The National Arts Center is a building complex situated in Mount Makiling, Los Baños, Laguna, the Philippines. The establishment was inaugurated in 1976. Its theater is the Tanghalang Maria Makiling or the NAC Center, which has an audience capacity of 1,000 people.

The complex occupies a total area of 13.5 ha at the Makiling Forest Reservation.
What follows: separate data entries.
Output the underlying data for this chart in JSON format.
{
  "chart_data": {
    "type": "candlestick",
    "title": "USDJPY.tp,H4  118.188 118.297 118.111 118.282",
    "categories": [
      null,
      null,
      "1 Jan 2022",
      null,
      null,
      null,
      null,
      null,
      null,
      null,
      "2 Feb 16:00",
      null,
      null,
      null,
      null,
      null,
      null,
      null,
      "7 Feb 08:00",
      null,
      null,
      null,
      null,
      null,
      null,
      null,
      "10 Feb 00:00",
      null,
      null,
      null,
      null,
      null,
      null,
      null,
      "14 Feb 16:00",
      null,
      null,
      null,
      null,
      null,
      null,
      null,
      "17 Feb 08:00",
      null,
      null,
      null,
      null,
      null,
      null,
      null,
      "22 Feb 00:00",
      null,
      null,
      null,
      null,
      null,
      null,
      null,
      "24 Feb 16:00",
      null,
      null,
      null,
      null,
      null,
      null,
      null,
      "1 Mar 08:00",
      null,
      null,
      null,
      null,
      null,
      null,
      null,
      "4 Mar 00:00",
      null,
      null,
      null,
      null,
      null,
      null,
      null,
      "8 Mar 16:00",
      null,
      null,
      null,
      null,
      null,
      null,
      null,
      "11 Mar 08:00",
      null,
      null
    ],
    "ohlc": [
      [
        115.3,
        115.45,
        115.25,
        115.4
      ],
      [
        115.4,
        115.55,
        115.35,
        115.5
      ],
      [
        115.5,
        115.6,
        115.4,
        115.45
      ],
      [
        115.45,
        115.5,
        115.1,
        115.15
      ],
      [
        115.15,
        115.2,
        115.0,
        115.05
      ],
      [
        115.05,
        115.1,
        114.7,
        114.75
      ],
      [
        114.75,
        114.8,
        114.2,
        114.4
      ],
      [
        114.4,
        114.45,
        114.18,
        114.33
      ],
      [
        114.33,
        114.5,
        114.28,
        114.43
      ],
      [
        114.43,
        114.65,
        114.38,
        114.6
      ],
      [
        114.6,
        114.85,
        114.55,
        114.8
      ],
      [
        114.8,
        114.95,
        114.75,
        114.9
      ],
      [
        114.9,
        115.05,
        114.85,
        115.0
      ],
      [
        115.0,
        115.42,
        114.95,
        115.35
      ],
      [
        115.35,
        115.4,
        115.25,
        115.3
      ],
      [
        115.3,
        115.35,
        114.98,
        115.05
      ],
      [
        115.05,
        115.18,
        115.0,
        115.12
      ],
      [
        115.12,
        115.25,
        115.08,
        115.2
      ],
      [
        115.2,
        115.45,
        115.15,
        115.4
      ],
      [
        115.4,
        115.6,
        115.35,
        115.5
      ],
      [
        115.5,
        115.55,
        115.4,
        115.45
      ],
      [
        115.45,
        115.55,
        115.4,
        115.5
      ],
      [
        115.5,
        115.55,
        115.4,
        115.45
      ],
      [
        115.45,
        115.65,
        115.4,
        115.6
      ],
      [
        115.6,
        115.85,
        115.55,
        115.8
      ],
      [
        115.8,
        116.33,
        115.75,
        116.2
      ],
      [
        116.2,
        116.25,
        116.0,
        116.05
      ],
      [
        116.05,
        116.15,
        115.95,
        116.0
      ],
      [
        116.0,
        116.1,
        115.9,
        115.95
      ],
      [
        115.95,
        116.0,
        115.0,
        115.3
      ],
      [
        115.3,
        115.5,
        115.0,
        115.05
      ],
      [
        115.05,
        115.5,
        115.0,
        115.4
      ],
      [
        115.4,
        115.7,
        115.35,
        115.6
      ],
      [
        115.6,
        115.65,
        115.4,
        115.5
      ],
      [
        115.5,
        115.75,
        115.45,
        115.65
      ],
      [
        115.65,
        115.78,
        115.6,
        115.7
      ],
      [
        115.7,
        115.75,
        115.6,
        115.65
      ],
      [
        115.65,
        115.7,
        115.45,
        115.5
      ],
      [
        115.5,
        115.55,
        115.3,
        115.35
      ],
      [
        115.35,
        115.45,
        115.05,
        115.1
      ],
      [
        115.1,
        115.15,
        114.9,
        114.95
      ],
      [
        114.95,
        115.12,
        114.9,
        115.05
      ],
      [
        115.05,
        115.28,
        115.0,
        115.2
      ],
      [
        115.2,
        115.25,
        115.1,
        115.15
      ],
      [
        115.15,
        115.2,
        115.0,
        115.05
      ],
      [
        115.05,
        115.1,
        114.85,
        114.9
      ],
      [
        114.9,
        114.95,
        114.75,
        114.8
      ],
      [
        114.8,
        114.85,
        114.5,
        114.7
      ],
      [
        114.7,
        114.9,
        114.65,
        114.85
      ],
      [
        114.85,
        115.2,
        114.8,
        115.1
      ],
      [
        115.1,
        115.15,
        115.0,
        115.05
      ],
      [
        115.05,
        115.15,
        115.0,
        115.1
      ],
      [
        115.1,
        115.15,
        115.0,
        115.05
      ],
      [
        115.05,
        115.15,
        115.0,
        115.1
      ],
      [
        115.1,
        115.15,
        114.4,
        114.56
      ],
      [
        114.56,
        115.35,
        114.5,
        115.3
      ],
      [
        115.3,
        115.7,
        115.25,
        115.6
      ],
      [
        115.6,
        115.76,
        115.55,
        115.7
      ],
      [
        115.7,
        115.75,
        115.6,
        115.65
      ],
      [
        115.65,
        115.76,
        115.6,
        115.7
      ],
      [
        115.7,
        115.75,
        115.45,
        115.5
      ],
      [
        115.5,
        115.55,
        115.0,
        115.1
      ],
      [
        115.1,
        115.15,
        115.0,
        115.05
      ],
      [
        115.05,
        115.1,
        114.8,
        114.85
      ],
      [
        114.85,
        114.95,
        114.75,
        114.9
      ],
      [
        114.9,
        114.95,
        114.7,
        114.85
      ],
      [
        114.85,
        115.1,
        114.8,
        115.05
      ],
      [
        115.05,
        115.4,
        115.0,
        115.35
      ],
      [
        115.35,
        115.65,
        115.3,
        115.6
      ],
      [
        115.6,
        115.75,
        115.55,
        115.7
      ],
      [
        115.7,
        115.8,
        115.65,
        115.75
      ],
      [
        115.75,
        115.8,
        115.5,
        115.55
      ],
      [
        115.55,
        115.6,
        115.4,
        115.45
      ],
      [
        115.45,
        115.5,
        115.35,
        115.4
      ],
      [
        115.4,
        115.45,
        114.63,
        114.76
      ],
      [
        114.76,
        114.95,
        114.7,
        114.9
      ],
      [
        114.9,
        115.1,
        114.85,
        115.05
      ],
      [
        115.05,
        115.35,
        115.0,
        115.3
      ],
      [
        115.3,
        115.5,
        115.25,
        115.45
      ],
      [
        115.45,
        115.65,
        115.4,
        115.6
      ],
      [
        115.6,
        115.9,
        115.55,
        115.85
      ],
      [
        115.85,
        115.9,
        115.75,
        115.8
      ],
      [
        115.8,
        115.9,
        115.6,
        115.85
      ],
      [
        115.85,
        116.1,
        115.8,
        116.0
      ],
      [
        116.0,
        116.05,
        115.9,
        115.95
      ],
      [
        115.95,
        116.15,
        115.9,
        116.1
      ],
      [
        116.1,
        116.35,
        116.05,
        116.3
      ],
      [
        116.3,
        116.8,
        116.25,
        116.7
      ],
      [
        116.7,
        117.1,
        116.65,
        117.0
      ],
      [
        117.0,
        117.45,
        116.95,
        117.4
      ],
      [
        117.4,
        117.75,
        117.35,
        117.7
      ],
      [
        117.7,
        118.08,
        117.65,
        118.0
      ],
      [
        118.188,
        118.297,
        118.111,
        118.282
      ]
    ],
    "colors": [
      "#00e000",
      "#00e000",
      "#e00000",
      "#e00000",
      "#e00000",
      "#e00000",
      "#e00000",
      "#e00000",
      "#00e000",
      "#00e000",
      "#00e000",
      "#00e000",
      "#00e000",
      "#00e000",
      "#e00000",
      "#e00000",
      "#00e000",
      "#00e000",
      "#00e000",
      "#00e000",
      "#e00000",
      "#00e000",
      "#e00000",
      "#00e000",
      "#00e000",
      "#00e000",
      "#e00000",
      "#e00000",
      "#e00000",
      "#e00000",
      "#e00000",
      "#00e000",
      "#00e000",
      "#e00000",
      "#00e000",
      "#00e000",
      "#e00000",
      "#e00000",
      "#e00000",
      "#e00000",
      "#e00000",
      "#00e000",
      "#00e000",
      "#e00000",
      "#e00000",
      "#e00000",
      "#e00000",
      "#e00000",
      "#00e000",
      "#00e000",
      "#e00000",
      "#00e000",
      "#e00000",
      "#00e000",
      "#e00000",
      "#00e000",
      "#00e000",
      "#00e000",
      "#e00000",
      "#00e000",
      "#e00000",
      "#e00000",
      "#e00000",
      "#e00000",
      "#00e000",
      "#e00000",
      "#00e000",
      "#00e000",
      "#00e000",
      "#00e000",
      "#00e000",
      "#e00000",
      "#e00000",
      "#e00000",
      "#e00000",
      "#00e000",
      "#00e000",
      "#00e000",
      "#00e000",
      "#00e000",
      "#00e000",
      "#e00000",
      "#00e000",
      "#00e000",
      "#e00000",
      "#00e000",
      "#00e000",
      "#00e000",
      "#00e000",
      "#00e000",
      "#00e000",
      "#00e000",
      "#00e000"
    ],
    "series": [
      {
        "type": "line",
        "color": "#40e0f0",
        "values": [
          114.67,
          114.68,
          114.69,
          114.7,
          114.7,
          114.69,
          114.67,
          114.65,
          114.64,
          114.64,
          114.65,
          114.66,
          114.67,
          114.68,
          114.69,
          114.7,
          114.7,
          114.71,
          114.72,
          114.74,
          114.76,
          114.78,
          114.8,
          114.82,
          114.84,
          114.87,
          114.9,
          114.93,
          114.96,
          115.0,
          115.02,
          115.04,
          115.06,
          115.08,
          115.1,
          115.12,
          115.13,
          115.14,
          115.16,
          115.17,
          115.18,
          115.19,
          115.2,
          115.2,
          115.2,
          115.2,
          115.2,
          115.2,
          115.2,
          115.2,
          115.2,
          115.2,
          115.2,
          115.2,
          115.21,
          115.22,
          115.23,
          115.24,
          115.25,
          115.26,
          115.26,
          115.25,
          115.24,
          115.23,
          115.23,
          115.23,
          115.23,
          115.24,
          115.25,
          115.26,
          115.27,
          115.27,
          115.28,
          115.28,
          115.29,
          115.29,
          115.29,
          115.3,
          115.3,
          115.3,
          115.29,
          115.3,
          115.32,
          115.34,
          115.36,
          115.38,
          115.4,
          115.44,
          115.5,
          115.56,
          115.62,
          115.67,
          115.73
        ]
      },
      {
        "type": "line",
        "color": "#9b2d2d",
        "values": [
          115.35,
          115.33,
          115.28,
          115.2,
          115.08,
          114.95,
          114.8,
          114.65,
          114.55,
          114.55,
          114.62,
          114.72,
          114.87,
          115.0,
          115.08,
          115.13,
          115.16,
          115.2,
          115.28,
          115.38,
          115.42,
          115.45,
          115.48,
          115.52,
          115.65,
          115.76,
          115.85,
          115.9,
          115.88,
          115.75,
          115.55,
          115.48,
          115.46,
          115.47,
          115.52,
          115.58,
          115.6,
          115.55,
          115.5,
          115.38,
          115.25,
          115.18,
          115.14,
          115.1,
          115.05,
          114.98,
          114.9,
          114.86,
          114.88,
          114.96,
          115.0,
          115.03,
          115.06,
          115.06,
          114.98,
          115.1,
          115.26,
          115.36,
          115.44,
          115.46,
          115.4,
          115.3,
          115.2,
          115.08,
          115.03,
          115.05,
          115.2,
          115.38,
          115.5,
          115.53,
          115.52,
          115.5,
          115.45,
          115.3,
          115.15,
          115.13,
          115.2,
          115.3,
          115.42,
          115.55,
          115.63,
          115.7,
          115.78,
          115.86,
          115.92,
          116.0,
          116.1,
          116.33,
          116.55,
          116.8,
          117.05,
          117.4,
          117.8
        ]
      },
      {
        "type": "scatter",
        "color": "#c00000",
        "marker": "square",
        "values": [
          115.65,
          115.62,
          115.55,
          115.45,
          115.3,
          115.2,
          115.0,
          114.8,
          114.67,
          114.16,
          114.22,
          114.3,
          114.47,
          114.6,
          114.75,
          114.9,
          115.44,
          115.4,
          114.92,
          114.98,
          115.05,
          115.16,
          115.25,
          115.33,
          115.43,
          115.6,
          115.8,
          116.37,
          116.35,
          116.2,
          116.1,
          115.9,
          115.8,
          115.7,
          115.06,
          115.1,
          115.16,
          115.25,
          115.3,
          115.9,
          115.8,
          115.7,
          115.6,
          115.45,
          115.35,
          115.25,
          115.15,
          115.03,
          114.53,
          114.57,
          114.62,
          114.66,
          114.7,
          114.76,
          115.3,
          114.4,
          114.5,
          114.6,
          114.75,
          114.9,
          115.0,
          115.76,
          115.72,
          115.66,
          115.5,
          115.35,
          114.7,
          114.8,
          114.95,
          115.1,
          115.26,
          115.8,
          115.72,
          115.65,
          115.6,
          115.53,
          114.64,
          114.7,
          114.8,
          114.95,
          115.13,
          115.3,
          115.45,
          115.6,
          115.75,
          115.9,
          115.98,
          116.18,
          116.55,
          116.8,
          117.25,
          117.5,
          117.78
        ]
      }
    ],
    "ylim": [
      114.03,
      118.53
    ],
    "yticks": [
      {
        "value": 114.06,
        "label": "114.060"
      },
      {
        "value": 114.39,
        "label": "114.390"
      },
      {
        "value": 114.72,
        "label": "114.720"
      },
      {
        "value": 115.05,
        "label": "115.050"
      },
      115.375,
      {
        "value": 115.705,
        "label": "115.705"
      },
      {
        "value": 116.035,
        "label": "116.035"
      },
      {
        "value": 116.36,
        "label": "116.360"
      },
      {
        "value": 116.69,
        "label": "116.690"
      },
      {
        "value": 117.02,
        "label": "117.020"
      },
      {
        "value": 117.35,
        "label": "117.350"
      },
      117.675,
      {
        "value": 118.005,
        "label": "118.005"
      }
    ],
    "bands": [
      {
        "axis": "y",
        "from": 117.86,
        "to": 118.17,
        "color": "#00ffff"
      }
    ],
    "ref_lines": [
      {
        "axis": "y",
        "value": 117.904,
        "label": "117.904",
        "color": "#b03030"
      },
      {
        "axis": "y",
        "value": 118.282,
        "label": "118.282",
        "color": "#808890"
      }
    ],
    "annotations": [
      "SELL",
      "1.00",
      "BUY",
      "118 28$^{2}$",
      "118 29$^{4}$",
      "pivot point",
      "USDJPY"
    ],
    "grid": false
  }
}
Most of its facilities are operated by the Philippine High School for the Arts except the Pugad Adarna, which is run by the Cultural Center of the Philippines.

Venues aside from the theater include the Pugad Aliguyon or the Marvilla Cottages, the Pugad Adarna or Executive House, a two-story clubhouse called the Bulwagang Sarimanok, and St. Marc's Chapel which is also used for weddings. The chapel's monumental cross was designed by Leandro Locsin and features a negative space outline of the crucified Jesus Christ.